Dire qu’on attendait beaucoup du nouveau Tame Impala tient du doux euphémisme. Puis, le premier morceau, Let It Happen, est sorti, légitimant l’excitation que suscitait ce troisième album. Kevin Parker et sa bande reviennent donc avec Currents, treize titres pop mâtinés d’électro et fortement hallucinogènes. Ils enchaînent les perles musicales, dans un trip aérien et songeur. Tame Impala se met en danger en prenant une voie assez différente de ses deux premiers albums. Le son fuzzy des guitares laissent ici la place à des sons bien plus électroniques dans des compositions à tiroirs, de grande ampleur. Avec Eventually, The Less I Know the Better, Disciples ou encore ‘Cause I’m a Man, Kevin Parker montre son savoir-faire indéniable en termes de productions extrêmement léchées. Se réclamant d’artistes comme DJ Shadow ou Air, il semble trouver ici la musique qu’il a toujours voulu faire.
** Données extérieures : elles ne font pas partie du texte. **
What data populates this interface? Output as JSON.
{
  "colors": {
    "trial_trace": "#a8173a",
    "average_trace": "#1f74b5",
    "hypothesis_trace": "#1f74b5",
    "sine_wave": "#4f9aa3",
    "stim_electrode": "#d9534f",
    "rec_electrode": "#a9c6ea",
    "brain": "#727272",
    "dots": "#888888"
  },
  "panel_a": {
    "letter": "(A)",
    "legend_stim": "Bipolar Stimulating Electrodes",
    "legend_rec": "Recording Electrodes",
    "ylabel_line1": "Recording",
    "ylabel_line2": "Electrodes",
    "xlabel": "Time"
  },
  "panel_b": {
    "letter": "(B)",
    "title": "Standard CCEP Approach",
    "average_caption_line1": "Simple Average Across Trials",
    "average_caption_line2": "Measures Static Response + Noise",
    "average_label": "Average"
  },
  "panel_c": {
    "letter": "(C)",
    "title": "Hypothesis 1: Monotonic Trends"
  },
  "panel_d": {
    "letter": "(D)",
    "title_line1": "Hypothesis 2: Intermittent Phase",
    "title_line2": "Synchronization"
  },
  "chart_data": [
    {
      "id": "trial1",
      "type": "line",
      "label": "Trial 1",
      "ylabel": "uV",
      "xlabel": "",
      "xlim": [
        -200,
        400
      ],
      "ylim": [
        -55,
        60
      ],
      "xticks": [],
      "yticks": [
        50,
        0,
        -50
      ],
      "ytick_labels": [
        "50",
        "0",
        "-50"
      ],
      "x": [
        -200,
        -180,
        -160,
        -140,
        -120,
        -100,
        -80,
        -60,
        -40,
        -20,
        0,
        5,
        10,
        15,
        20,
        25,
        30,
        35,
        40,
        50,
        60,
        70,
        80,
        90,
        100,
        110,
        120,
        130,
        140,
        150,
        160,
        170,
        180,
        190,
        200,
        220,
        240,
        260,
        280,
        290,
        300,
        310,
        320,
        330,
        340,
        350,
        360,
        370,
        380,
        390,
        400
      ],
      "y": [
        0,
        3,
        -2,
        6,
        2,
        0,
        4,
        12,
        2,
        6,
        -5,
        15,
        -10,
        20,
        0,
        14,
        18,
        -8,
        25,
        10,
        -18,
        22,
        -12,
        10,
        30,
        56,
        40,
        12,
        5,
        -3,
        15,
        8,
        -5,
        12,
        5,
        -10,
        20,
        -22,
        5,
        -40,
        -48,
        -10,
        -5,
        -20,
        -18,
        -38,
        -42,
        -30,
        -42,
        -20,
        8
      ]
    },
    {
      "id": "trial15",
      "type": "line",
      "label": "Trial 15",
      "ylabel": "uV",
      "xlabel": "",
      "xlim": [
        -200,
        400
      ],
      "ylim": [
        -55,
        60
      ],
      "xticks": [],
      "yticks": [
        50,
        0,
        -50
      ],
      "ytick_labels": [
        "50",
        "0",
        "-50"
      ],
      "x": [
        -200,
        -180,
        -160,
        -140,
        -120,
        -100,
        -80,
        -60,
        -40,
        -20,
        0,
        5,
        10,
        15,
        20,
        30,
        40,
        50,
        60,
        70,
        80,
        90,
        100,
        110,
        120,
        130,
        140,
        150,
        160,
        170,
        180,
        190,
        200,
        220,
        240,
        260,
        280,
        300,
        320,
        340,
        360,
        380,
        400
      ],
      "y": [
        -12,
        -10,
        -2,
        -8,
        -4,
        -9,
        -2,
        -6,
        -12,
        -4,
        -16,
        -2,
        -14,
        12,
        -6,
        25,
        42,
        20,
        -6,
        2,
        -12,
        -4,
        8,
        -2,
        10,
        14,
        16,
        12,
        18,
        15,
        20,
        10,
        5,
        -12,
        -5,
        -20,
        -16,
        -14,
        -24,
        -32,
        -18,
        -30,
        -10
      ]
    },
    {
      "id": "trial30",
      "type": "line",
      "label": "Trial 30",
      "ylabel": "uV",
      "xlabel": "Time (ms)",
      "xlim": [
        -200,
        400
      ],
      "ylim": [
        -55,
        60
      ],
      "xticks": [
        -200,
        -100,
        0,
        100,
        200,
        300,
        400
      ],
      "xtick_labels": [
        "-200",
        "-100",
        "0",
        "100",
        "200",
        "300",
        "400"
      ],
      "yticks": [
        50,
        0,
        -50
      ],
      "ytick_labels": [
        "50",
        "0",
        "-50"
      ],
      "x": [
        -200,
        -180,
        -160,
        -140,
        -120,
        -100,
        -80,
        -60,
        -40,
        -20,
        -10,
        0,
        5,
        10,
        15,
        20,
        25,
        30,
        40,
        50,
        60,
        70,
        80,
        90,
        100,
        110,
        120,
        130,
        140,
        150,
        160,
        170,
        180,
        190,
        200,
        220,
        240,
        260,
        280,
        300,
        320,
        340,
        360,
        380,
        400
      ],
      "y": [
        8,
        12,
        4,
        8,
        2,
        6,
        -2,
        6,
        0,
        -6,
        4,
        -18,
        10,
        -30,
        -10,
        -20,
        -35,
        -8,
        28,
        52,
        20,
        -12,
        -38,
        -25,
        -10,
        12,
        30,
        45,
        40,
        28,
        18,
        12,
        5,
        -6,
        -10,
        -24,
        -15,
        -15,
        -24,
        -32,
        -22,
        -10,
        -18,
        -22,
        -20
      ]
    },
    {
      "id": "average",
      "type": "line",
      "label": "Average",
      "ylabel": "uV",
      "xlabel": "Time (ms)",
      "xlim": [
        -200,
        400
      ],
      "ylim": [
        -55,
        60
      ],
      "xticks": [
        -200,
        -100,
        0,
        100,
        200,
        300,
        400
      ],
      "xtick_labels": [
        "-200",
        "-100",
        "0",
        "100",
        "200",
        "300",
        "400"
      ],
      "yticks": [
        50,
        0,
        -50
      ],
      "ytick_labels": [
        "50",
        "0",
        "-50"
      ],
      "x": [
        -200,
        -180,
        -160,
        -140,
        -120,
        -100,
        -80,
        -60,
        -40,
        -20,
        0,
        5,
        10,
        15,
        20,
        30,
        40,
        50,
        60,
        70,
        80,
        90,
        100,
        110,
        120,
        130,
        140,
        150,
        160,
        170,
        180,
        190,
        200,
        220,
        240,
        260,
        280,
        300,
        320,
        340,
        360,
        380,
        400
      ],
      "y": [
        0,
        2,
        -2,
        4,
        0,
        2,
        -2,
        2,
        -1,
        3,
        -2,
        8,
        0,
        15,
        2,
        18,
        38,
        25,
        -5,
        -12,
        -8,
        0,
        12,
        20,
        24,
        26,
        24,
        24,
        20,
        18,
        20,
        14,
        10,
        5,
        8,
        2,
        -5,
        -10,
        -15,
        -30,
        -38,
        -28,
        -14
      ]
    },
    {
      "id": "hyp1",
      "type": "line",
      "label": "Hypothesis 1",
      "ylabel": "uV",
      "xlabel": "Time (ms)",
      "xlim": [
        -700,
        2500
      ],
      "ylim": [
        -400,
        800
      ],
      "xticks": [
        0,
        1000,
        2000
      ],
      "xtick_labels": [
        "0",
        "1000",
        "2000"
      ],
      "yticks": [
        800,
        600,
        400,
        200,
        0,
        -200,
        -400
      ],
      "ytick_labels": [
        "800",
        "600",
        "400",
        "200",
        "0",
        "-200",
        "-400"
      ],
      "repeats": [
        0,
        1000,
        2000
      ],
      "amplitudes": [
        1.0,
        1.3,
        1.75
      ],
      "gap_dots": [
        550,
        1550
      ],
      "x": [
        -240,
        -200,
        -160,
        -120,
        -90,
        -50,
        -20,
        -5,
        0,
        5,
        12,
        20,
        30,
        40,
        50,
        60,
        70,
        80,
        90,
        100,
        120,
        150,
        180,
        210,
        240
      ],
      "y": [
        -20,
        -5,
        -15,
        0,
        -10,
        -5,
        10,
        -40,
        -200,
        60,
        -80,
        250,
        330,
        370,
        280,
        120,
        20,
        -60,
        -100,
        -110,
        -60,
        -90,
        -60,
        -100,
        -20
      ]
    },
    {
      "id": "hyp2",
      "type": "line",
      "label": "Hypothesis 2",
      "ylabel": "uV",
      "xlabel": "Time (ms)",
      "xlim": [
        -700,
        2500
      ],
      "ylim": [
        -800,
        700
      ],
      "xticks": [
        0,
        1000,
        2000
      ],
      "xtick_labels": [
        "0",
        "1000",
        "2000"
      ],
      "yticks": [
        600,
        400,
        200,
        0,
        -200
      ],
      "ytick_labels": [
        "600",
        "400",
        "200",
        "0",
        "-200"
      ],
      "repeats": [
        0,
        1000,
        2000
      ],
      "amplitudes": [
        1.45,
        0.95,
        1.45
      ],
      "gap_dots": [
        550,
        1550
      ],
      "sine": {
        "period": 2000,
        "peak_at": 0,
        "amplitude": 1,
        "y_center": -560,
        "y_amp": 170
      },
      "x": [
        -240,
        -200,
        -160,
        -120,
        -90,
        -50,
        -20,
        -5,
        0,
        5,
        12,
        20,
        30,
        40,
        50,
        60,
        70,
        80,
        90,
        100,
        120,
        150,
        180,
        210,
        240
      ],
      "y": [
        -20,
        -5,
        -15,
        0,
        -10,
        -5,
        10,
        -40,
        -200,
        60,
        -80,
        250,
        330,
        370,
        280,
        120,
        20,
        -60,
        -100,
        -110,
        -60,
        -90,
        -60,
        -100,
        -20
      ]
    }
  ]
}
Une pop groovy, planante et remplie de fulgurances musicales qui place définitivement le groupe en orbite au-dessus de la mêlée. Il y a Tame Impala et puis il y a les autres.

 

RATATAT-magnifique-album-art-600x6002 – Ratatat – Magnifique

Cette année 2015 signait également le grand retour du duo new-yorkais. Après cinq ans d’absence, Ratatat revient dans une forme olympique et nous balance un album qui n’a jamais aussi bien porté son nom, puisqu’il s’intitule Magnifique. Comme à l’accoutumée, pas une parole sur cette nouvelle galette. Ici, ce sont les riffs de guitares qui font office de textes. Des mélodies tantôt pop, tantôt électro, mais toujours habitées par une musicalité incroyable. Les compositions sont amples et vous convient autant sur le dancefloor que sur des plages paradisiaques de sable fin. Que ce soit avec le titre éponyme de l’album, Supreme, Primetime ou encore I Will Return, Ratatat s’aventure dans une musique plus exotique, bercée par une douce lumière. Pour le reste, le groupe reste dans ce qu’il sait faire de mieux avec des morceaux qui font la part belle aux instruments dans des arrangements en mille-feuille. Guitare, basse et synthé se répondent et se confondent pour un résultat toujours plus funky et jouissif. Parmi mes coups de cœur, et ils sont nombreux, je citerai notamment Cream on Chrome et son indescriptible groove, le dansant et tellement addictif Abrasive, le très éléctro Nightclub Amnesia ou encore les cartoonesques et hypnotiques sons de Drift. Merci les gars, c’est vraiment Magnifique !

 

Unknown-Mortal-Orchestra-Davcom1 – Unknown Mortal Orchestra – Multi-Love

Non seulement Multi-Love est, selon moi, l’album de l’année mais en plus Unknown Mortal Orchestra est la découverte de l’année, pour ma part. Car oui, malgré deux excellents et inclassables premiers albums, j’étais complètement passé à côté de ce groupe américano-néo-zélandais. Après des débuts quelque part entre MGMT et les barjos de Of Montreal, ce troisième album continue de nous triturer le cerveau avec des tubes bizarroïdes et redoutablement efficaces. Multi-Love s’enveloppe d’un psychédélisme rétrofuturiste et c’est avec une délectation non dissimulable que je me suis perdu dedans. Un trip musical qui s’immisce dans le corps et l’esprit pour ne plus vous lâcher et vous fait partir dans l’espace. Chaque morceau apporte une facette différente du groupe et dévoile toute la subtilité et la créativité de leur musique pleine de circonvolutions pop. Du titre extra-terrestre Multi-Love au groove old-school et terriblement sensuel de Necessary Evil, en passant par l’imparable tube Can’t Keep Checking My Phone, l’album ne souffre d’absolument aucune faiblesse. Plus les écoutes s’enchaînent, plus mon amour grandit pour ce troisième album, juste indispensable.